The timing and type of such amenities will be shaped by the needs of the growing Shelby workforce, Greenheck President Dave Kallstrom said.

The development of campus locations is an intentional strategy to address what we believe people in the future of manufacturing will want to be a part of.

— Greenheck President Dave Kallstrom

Kristin Reese, executive director of the Cleveland County Economic Development Partnership, contacted Underwood after Greenheck first inquired about expanding locally. Underwood helped Greenheck navigate the state incentives process and supported Reese as she led the local effort to win the expansion. “Melanie is a seasoned pro, and we were certainly tied at the hip throughout this entire project,” Reese said.

The expansion hinged significantly on Greenheck being able to buy and renovate the former Schletter building — located near Greenheck’s existing facility inside Foothills Commerce Park — for the first phase. Schletter, a solar panel hardware manufacturer that once employed 120 in Shelby, closed its local plant in 2018.

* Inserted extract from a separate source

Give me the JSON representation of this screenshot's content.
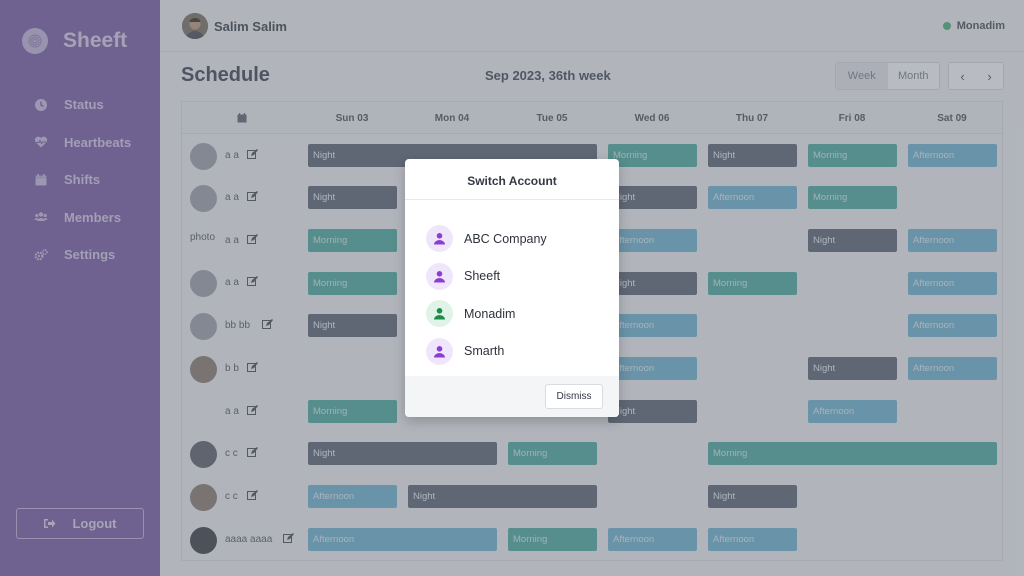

Greenheck also needed undeveloped land for future phases of growth. The county and city’s gift of 44 acres in the park was a significant part of local incentives. North Carolina provided a Job Development Investment Grant of up to $3.278 million, as well as a state building reuse grant and community college training funds.

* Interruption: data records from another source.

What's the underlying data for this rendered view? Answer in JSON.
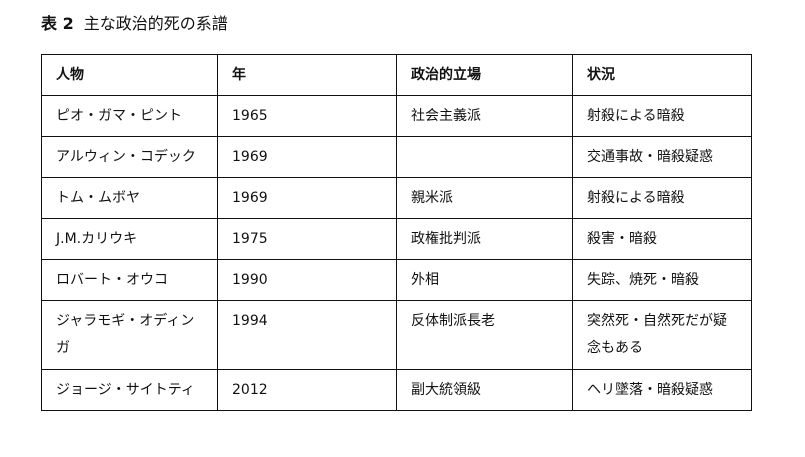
{
  "title": {
    "label": "表 2",
    "text": "主な政治的死の系譜"
  },
  "table": {
    "headers": [
      "人物",
      "年",
      "政治的立場",
      "状況"
    ],
    "rows": [
      [
        "ピオ・ガマ・ピント",
        "1965",
        "社会主義派",
        "射殺による暗殺"
      ],
      [
        "アルウィン・コデック",
        "1969",
        "",
        "交通事故・暗殺疑惑"
      ],
      [
        "トム・ムボヤ",
        "1969",
        "親米派",
        "射殺による暗殺"
      ],
      [
        "J.M.カリウキ",
        "1975",
        "政権批判派",
        "殺害・暗殺"
      ],
      [
        "ロバート・オウコ",
        "1990",
        "外相",
        "失踪、焼死・暗殺"
      ],
      [
        "ジャラモギ・オディンガ",
        "1994",
        "反体制派長老",
        "突然死・自然死だが疑念もある"
      ],
      [
        "ジョージ・サイトティ",
        "2012",
        "副大統領級",
        "ヘリ墜落・暗殺疑惑"
      ]
    ]
  }
}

“Having the Schletter building and undeveloped land available in a Class A business park was important,” Reese said. “But Greenheck’s first and top priority was knowing the workforce could sustain such a large expansion.”

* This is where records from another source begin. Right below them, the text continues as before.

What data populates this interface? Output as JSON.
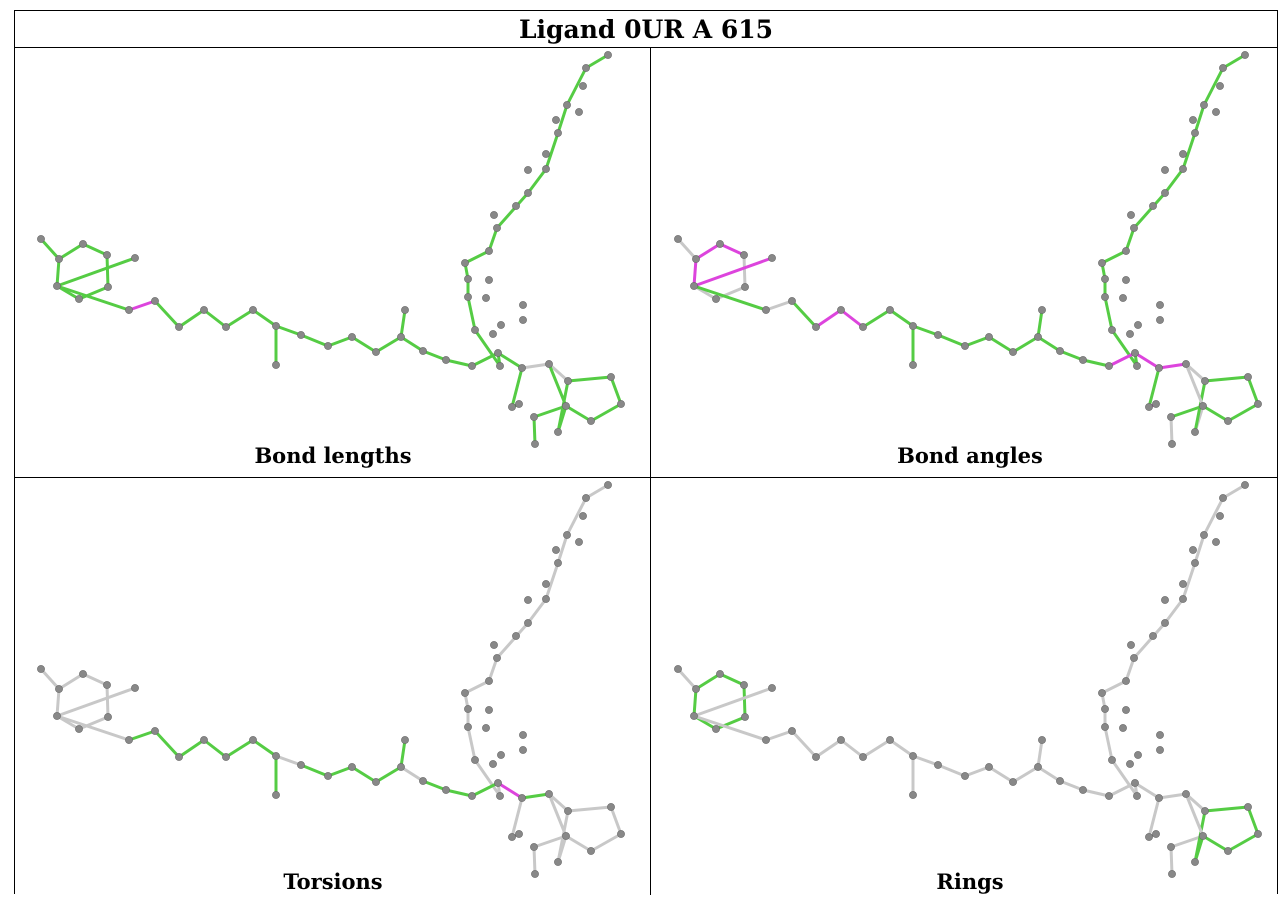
{
  "title": "Ligand 0UR A 615",
  "colors": {
    "ok": "#55cc44",
    "outlier": "#dd44dd",
    "none": "#c8c8c8",
    "atom": "#888888"
  },
  "panels": [
    {
      "caption": "Bond lengths",
      "default": "ok",
      "outlier_bonds": [
        [
          19,
          20
        ],
        [
          20,
          21
        ]
      ],
      "none_bonds": [
        [
          18,
          19
        ],
        [
          38,
          39
        ],
        [
          39,
          40
        ]
      ]
    },
    {
      "caption": "Bond angles",
      "default": "ok",
      "outlier_bonds": [
        [
          13,
          14
        ],
        [
          14,
          19
        ],
        [
          13,
          17
        ],
        [
          17,
          18
        ],
        [
          18,
          13
        ],
        [
          19,
          20
        ],
        [
          22,
          23
        ],
        [
          23,
          24
        ],
        [
          36,
          37
        ],
        [
          37,
          38
        ],
        [
          38,
          39
        ],
        [
          37,
          64
        ],
        [
          48,
          49
        ]
      ],
      "none_bonds": [
        [
          20,
          21
        ],
        [
          39,
          40
        ],
        [
          39,
          44
        ],
        [
          12,
          13
        ],
        [
          15,
          16
        ],
        [
          14,
          15
        ],
        [
          17,
          16
        ],
        [
          50,
          51
        ],
        [
          49,
          44
        ],
        [
          44,
          45
        ],
        [
          45,
          46
        ],
        [
          46,
          47
        ],
        [
          47,
          48
        ]
      ]
    },
    {
      "caption": "Torsions",
      "default": "none",
      "outlier_bonds": [
        [
          56,
          57
        ],
        [
          59,
          60
        ],
        [
          61,
          62
        ],
        [
          37,
          38
        ]
      ],
      "ok_bonds": [
        [
          19,
          20
        ],
        [
          20,
          21
        ],
        [
          21,
          22
        ],
        [
          22,
          23
        ],
        [
          23,
          24
        ],
        [
          24,
          25
        ],
        [
          25,
          26
        ],
        [
          26,
          27
        ],
        [
          27,
          28
        ],
        [
          28,
          29
        ],
        [
          29,
          30
        ],
        [
          30,
          31
        ],
        [
          31,
          32
        ],
        [
          32,
          33
        ],
        [
          33,
          34
        ],
        [
          34,
          35
        ],
        [
          35,
          36
        ],
        [
          36,
          37
        ],
        [
          38,
          39
        ],
        [
          37,
          52
        ],
        [
          52,
          53
        ],
        [
          53,
          54
        ],
        [
          54,
          55
        ],
        [
          55,
          56
        ],
        [
          57,
          58
        ],
        [
          58,
          59
        ],
        [
          60,
          61
        ],
        [
          62,
          63
        ]
      ]
    },
    {
      "caption": "Rings",
      "default": "none",
      "ok_bonds": [
        [
          14,
          15
        ],
        [
          15,
          16
        ],
        [
          16,
          17
        ],
        [
          17,
          18
        ],
        [
          18,
          13
        ],
        [
          13,
          14
        ],
        [
          40,
          41
        ],
        [
          41,
          42
        ],
        [
          42,
          43
        ],
        [
          43,
          44
        ],
        [
          44,
          45
        ],
        [
          45,
          40
        ]
      ],
      "outlier_bonds": []
    }
  ]
}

“For months our discussions centered around talent and labor availability and defining the commuting patterns in the county and region to reflect the in-migration of workers to Shelby,” Reese said. “We showed Greenheck our workforce development and community college programs. And they were very impressed that Cleveland County had already launched a full-scale talent-attraction campaign.”

The Charlotte’s Backyard NC campaign focuses on attracting younger manufacturing talent to Cleveland County, stressing the county’s affordability, lifestyle and proximity to Charlotte.

Reese wants to see more manufacturers like Greenheck grow in Cleveland County. “Greenheck truly cares about its people and is planning for the future by building that corporate culture that will attract and retain people,” she said. “That signifies so much to us in terms of who they are as a company.”